N-heterocycles are considered to be the most promising liquid organic hydrogen carriers due to the relatively low dehydrogenation reaction enthalpy. In this study, the hydrogen storage and release properties of five common N-heterocyclic hydrogen storage carriers were investigated using commercial catalysts. A commercial Ru/Al₂O₃ catalyst was used to evaluate the hydrogenation performance of poor hydrogen N-heterocycles, while a commercial Pd/Al₂O₃ catalyst was used to assess the dehydrogenation performance of perhydro-N-heterocycles. During the dehydrogenation process at 180℃ for 6h, the conversion rates of 12H-N-ethylcarbazole, 8H-indole, and 8H-N-methylindole were 96.54%, 61.98%, and 75.11%, and dehydrogenation rates of 79.88%, 30.15%, and 54.47%, respectively.

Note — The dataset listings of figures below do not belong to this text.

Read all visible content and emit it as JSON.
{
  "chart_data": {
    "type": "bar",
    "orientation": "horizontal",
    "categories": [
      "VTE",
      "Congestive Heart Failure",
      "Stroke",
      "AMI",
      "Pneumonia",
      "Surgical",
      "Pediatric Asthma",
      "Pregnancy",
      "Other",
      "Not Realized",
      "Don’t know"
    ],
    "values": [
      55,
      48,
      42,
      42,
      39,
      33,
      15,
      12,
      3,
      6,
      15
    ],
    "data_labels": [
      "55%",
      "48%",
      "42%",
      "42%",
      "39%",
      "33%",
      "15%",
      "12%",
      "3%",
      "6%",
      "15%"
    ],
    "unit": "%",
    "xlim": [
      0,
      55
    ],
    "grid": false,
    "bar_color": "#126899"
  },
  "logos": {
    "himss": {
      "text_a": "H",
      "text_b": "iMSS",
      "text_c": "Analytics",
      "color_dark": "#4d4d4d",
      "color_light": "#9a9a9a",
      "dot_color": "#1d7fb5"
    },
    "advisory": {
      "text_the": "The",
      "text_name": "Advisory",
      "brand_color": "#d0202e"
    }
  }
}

After reaction 6h at 200℃, the conversion rates of 10H-quinoline and 10H-2-methylquinoline were 4.92% and 44.42%, with dehydrogenation rates of 3.22% and 35.35%, respectively. The results indicate that the N-ethylcarbazole system exhibits excellent dehydrogenation efficiency, while the N-methylindole system shows good hydrogen storage and release activity, and all materials remain liquid at room temperature, which is favorable for practical applications. The quinoline system has a high hydrogen storage density, but its storage and release conditions are relatively harsh and require further research and optimization. This study provides a reference for the selection of N-heterocyclic hydrogen storage carriers and an evaluation method for hydrogen storage and release performance.